Ok, Once the above step is completed, this is what you have achieved :
Obviously, the connection will not be up until the customer gateway is configured, but this is how traffic will be routed from your customer network to your VPC. For each VPN connection, AWS provides you 2 tunnels which is their way of achieving high availability. The route table and the connection highlighted in red will be achieved via the next step ( This is the reverse routing process from your VPC back to your network ).

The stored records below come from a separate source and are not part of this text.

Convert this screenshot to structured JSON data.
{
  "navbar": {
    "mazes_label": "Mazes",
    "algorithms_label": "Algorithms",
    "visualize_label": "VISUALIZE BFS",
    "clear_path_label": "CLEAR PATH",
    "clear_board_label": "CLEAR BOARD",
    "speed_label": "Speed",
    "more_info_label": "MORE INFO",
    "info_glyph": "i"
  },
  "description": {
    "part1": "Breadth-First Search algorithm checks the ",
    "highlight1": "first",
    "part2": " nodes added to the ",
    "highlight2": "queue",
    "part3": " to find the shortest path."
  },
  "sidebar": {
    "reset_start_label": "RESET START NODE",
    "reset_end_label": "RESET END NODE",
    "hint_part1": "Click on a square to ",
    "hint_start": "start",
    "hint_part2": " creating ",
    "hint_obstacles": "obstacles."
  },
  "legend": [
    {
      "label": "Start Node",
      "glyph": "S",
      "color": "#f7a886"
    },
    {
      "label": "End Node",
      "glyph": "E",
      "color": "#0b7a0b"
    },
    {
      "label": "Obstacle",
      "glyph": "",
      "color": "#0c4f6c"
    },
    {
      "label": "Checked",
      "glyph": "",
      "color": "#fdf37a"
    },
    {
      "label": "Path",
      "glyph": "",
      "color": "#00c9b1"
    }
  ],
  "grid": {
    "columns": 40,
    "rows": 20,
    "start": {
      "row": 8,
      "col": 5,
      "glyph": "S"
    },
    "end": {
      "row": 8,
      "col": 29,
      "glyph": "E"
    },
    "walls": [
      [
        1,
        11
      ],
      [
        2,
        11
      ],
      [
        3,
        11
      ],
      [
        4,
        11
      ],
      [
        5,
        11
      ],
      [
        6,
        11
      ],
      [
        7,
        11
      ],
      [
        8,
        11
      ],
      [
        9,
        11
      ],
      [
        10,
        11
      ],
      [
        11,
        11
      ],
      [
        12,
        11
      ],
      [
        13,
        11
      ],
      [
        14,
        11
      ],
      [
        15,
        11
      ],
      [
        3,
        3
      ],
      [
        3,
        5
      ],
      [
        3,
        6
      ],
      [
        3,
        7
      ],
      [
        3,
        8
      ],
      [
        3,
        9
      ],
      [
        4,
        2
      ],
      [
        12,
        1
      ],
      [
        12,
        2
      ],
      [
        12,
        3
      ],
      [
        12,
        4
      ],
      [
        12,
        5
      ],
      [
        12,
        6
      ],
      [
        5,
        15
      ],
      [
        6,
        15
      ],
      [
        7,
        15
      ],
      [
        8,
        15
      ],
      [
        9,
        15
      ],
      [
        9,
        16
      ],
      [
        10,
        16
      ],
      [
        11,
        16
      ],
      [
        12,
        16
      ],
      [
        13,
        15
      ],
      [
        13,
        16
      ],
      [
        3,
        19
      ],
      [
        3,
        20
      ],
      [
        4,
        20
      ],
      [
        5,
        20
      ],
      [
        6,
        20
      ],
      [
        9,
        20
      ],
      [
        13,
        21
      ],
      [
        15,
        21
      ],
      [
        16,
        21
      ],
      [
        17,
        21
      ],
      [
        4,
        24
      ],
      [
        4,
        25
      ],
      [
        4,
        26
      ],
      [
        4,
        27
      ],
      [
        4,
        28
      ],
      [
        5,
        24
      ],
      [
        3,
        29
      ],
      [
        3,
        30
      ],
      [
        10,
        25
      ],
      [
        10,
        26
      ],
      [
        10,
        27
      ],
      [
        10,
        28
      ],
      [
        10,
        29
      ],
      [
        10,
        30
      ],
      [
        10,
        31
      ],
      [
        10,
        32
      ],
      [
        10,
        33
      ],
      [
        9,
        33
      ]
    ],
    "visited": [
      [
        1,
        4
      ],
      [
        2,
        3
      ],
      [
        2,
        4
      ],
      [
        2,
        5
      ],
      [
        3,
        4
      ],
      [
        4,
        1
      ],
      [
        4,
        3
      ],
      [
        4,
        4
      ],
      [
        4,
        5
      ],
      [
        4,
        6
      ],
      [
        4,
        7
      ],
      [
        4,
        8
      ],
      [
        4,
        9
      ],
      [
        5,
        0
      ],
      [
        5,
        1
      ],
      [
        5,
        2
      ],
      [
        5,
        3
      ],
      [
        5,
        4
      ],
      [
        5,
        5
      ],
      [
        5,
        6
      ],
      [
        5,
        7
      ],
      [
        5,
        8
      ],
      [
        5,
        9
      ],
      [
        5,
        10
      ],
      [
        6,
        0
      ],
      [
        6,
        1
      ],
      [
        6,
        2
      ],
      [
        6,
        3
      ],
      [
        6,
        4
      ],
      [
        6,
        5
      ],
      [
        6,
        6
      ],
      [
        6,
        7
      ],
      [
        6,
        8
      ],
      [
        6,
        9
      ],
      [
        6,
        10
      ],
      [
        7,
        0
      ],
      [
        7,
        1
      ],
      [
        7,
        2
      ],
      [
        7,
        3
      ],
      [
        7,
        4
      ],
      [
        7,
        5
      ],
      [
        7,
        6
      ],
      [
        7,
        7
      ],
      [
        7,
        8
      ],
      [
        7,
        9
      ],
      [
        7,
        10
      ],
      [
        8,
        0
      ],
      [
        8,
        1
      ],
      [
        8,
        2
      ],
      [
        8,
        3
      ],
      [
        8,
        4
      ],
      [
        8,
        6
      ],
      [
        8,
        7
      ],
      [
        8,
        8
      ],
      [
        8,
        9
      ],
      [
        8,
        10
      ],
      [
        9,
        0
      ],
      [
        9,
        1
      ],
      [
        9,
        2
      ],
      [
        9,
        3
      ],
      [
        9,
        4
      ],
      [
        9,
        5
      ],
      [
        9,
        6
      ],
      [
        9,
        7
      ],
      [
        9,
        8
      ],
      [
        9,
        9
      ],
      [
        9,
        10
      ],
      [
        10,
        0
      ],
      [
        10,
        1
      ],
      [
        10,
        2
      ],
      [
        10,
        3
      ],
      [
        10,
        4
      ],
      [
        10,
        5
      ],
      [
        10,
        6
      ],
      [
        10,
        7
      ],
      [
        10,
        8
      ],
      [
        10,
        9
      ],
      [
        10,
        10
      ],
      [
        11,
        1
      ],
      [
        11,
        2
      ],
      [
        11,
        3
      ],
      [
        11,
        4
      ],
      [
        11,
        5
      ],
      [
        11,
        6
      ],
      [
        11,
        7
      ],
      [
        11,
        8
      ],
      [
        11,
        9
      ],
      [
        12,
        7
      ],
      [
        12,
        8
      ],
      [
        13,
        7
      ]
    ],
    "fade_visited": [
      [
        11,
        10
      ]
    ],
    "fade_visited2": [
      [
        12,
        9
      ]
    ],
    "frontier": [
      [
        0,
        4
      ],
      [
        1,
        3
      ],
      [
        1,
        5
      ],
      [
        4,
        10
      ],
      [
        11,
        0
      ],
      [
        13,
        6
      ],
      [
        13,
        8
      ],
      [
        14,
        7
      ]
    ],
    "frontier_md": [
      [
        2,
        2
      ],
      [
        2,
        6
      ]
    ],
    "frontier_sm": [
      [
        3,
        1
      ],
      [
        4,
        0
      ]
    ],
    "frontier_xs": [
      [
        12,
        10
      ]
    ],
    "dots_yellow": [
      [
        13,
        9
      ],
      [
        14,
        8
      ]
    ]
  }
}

Step 5 : Allow propagation of the static routes to the main route table of the VPC
"myVpcVpnGatewayRouteProp" : {
"Type" : "AWS::EC2::VPNGatewayRoutePropagation",
"Properties" : {
"RouteTableIds" : ["rtb-1a3cab7f"],
"VpnGatewayId" : {"Ref" : "myVpcVpnGateway"}
},
"DependsOn" : "myVpcVpnGatewayAttachment"
}Step 6 : Add a static route from the customer network to your VPC
"myVpcConnectionRoutePrimary" : {
"Type" : "AWS::EC2::VPNConnectionRoute",
"Properties" : {
"DestinationCidrBlock" : "A static IP within your customer network",
"VpnConnectionId" : {"Ref" : "myVpcVpnConnectionPrimary"}
}
}Now, on your AWS console, on the “VPN connections” tab, for the VPN connection you have just created there will be a “Download Configuration” file. Download the file and provide it to your network administrator. You also need to provide two other things : a) The 2 tunnel IP’s which AWS provides you and b) The entire range of IP addresses you want to access from your network. Once the customer gateway is configured, your VPN connection is up and running!
Conclusion:
Create a subnet in your VPC and launch an instance in it. Set the ACL of the subnet and the security group of the instance to allow communication. Now, from your customer network ping a machine in your VPC using its private IP. If the ping is successful, you have setup your VPN connection!